Northern - My parents also think they are/were great parents when in actual fact i was/am pitied my anyone who has met them.
I have accepted they wont change but they don't understand 'what's wrong with me' and they never will.
My relationship with my dad has been one long procession of incidents/anecdotes of his awfulness (funny if they weren't so pathetic - i've got some absolute corkers about my wedding and my 21st birthday!!).
At the moment while moving house i am staying with them for a few days. I have done all the cooking and cleaning and bought food, yet they behave as if they are doing me a massive favour.
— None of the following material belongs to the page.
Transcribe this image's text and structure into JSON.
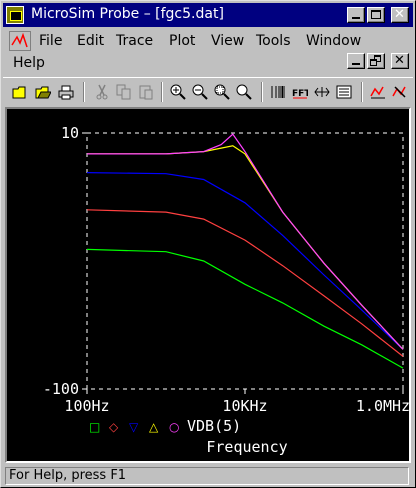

My dad insists i sleep with my mum (as the sound of me going to work bothers him so he needs the attic room) so i don't even have a room of my own to escape to. he goes thru my lunch in the morning and then shouts at my mum that he hasn't had anything made and left for him despite him being in the house all day and fully capable of making himself something.
I just have to take a deep breath and remind myself, this is how they have chosen to live, their relationship with each other is none of my business and i have to set my own boundaries (it is also a generational thing - my father believes women are there to serve men, his wife and children are his property and anyone in his house must do as he says).
Like childcare, i reward their good behaviour and (try) to ignore the bad.
Altho, i do have to remind myself daily, vehicular manslaughter is still a crime - no matter how much i could claim temporary insanity!

Anyway - sorry for going on about me and good luck!